# Light lunch or supper dish



## Ishbel (Jul 20, 2006)

When you can't be bothered cooking too much. 


100g crumbled feta cheese
handful of mint, chopped finely
150g of peas - if using fresh, lightly cook them; but frozen are fine, too
6 large eggs, lightly beaten
Little amount of olive oil to cook onions/egg mixture
6/7 spring onions, finely chopped

 Using an omelette or frying pan, cook the spring onions in a little olive oil until they are translucent, but not coloured.  Add all the other ingredients, stir to combine then leave on the heat until the bottom has set.

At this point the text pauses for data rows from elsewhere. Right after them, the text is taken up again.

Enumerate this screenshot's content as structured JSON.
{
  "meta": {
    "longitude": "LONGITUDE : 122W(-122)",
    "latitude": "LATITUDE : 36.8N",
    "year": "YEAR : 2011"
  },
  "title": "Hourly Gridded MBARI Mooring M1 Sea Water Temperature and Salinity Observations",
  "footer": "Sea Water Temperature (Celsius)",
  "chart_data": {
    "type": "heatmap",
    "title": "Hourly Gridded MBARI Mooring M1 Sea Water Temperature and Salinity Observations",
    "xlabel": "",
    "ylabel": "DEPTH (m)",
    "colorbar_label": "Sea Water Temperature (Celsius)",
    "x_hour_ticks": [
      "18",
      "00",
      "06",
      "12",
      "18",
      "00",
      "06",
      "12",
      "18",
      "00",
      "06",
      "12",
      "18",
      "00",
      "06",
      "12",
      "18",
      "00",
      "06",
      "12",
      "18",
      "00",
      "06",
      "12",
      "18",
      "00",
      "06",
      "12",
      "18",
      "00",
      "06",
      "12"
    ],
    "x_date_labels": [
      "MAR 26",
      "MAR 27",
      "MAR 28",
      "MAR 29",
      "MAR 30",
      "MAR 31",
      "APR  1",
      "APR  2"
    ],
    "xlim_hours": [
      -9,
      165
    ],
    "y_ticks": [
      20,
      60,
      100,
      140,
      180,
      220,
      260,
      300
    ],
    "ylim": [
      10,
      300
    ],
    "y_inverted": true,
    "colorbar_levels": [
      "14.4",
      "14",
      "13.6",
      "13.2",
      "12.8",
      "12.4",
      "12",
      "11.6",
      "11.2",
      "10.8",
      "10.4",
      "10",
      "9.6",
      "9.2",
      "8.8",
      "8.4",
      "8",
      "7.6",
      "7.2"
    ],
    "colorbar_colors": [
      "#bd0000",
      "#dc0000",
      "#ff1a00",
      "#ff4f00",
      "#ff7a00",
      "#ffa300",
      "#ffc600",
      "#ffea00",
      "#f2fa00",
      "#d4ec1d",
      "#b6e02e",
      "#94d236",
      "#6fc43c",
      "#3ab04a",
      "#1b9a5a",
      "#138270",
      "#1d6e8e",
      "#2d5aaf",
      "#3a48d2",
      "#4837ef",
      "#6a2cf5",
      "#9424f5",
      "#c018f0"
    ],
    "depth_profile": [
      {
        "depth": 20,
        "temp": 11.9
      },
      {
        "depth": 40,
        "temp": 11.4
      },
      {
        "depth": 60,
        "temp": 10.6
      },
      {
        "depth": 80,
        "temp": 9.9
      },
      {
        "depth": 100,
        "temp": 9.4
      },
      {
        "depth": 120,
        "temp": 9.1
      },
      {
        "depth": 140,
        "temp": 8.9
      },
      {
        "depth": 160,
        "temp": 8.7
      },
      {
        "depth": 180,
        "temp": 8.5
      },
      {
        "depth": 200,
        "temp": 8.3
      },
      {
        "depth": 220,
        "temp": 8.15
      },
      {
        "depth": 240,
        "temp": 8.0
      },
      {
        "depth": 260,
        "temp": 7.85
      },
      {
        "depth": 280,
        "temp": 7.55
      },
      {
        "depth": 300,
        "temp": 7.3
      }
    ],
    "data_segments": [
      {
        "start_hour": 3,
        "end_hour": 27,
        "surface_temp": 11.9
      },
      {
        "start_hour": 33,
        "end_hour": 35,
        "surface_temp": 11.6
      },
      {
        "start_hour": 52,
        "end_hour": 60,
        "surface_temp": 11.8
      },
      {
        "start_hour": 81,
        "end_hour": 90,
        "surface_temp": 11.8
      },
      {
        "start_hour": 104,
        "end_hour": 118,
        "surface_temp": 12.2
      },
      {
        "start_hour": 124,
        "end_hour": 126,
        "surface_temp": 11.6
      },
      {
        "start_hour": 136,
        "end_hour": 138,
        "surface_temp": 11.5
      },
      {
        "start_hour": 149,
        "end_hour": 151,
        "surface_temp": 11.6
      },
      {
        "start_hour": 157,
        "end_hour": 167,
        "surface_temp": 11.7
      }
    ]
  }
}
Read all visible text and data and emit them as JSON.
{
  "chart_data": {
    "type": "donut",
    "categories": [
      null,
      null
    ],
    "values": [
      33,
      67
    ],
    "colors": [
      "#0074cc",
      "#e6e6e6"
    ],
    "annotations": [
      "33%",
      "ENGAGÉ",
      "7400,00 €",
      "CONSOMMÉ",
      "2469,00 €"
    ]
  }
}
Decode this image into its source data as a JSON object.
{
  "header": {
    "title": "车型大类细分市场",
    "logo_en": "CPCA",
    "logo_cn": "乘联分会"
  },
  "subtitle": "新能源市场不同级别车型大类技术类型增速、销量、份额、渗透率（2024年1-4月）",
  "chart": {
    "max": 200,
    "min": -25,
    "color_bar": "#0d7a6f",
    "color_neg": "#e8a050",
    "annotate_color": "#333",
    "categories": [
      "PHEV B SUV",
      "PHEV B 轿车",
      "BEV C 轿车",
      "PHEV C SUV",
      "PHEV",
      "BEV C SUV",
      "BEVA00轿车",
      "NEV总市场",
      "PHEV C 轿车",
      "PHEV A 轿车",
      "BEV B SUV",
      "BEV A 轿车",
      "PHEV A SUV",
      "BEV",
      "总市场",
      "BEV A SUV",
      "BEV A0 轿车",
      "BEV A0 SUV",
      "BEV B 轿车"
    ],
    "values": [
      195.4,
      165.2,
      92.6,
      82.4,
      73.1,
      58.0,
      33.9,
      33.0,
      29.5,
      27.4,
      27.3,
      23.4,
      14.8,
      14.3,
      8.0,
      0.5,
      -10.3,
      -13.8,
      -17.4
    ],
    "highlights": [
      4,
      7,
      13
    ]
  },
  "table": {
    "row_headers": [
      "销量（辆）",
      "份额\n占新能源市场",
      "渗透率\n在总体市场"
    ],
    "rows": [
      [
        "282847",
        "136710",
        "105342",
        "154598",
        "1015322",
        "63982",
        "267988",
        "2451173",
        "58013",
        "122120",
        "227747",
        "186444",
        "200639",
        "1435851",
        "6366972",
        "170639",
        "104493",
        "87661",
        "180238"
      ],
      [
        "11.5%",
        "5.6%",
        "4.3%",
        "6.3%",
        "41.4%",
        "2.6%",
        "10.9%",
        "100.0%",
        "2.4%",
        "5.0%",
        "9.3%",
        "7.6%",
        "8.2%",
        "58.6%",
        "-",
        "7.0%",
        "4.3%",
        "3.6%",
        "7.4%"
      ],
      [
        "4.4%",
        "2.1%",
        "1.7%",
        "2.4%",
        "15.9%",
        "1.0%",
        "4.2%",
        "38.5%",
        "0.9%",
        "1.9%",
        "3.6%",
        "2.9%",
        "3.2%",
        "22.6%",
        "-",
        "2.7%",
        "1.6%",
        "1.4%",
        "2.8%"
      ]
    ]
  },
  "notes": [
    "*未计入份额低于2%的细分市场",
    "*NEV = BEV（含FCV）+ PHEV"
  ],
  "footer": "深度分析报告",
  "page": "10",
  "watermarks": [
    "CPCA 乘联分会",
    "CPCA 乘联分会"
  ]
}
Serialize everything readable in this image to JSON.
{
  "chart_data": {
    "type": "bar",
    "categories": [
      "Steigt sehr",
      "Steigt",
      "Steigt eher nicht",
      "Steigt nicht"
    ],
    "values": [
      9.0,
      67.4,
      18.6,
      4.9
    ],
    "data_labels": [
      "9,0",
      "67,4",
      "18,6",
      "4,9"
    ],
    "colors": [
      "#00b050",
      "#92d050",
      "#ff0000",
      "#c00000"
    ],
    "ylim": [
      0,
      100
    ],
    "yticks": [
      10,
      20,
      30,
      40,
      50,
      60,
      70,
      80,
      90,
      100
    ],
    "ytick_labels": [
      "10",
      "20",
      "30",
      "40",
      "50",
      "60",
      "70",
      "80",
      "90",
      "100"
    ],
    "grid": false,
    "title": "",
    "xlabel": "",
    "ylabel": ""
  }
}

Then put under the pre-heated grill (? USA - broiler) to finish and firm up.   
This makes enough for 2 in my house, or one very hungry person!  Cut into wedges to serve.


----------



## amber (Jul 20, 2006)

That sounds delicious.  I'll be trying that out very soon.  Thanks for the recipe.


----------



## urmaniac13 (Jul 20, 2006)

Incidentally I do very similar thing with fresh mozzarella instead of feta and finely sliced courgette (zucchine)-sautèed with onions- instead of the peas.  We are really fond of it as it is so easy and quick as well as delicious, but the combination of feta and peas sounds good too... I will try this variation the next time!!


----------



## Ishbel (Jul 20, 2006)

It's the time of year that I search for pea recipes....  including various frittata type dishes!

Fresh peas are growing MADLY in my garden.... We've had chilled pea soup, pizzelli, peas as a vegetable with all kinds of main courses...  

and that's not mentioning the runner beans, dwarf beans, french beans that are almost ready tooooooooooooo!


----------